High-end goods suppliers demand a high premium for what is often a small difference in quality. If I had millions of dollars, I might, for example, be an audiophile, but to be frank I can find a pair of Acoustic Research speakers that produces excellent sound for far less than I would spend for a high-end marque. Lexus is telling me on television commercials that if only I bought one, my life might be worth remembering, at the end, but I'd just as soon have a Subaru. When I look at liberal print news, such as the New York Times, I see ads for watches and bracelets that cost as much as a new car ought to, and I think, "Utility's not everything, but that's nuts." When I grab liberal free tabloids in just about any college town, I see adverts for escort services and solicitations for young women to earn a bunch of money partying in the Big City over the holidays.
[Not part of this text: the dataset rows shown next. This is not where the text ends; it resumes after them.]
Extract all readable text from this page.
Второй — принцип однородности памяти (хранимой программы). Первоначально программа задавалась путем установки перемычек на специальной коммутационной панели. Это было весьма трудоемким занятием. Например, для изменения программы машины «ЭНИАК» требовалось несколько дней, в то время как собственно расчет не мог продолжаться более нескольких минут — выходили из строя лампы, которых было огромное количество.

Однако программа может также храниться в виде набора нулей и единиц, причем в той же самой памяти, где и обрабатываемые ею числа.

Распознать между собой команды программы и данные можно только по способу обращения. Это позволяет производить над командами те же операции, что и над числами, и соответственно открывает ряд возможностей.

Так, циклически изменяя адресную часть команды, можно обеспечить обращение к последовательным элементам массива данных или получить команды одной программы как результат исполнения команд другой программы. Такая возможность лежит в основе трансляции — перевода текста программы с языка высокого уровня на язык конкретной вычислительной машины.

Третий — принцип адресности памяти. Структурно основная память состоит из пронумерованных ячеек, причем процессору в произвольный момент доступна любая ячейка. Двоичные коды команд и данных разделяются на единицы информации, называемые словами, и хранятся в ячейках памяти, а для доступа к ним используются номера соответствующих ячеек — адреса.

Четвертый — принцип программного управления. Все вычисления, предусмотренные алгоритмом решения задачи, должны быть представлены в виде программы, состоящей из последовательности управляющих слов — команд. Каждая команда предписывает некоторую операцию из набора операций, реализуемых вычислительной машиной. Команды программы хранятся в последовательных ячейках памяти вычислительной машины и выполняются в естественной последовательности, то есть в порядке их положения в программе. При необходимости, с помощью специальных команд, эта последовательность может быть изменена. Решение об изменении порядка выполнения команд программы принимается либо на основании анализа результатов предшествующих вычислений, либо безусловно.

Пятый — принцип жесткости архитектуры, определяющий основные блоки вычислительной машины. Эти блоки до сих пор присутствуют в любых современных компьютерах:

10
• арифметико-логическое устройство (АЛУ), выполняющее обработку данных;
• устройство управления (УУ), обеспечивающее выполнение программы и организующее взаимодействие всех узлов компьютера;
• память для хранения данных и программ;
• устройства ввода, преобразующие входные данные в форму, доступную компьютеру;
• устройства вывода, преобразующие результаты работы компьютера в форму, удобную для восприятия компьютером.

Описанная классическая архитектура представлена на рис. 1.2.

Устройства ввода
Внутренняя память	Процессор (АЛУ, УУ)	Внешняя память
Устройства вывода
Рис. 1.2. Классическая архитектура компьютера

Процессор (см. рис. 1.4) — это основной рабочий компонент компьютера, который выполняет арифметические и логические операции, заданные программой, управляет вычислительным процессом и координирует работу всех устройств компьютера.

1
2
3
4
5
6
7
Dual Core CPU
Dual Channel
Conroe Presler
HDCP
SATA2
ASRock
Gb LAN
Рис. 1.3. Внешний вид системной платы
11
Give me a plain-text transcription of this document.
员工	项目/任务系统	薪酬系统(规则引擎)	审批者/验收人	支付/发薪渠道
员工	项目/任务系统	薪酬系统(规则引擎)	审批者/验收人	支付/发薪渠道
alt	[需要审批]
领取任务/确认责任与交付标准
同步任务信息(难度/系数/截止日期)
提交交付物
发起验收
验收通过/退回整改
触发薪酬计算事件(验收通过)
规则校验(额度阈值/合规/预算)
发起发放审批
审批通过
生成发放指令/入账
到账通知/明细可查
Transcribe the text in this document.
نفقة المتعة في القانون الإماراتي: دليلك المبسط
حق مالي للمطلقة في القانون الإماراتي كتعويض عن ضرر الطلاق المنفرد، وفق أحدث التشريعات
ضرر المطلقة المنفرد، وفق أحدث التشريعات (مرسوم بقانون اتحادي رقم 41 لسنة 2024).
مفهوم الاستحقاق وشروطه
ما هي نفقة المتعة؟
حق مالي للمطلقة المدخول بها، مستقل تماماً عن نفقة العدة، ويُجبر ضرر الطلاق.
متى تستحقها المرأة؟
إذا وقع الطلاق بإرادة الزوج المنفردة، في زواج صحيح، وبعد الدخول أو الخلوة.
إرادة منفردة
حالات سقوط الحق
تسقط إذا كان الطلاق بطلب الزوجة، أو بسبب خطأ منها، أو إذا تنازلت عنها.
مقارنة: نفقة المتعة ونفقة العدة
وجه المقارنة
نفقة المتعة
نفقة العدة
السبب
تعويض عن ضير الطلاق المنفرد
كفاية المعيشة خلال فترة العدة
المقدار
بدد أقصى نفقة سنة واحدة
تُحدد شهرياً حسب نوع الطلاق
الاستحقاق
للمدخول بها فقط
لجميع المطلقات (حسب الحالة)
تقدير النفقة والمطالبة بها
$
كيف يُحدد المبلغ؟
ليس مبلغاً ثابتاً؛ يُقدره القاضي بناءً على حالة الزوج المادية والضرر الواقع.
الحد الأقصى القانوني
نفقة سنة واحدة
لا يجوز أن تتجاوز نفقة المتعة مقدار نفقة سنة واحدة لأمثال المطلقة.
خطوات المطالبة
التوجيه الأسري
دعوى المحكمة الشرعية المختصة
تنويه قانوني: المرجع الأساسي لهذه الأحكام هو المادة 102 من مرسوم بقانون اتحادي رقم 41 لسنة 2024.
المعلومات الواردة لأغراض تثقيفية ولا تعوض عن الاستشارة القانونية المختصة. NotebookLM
Most of us look at this stuff and think, "WTF?" I believe, but distaste at conspicuous consumption is probably a little more pronounced in Germano-Scandinavian America than it is, generally.
Here, if a guy decides to drop $10k on a pool table or a snowmobile, we think, "Yikes. Good for him." But if he dishes it out and doesn't use the thing, he's an object of scorn.
Wisconsinites and their neighbors understand that Obama wants to sell us Yugo services at Ferrari prices, and they're not impressed. Are we cheapskates? Maybe, but most of us are also in the charitable middle. We've been called worse. And we don't feel that anyone ought to compel us to do more, even if they themselves seem to believe they need the compulsion.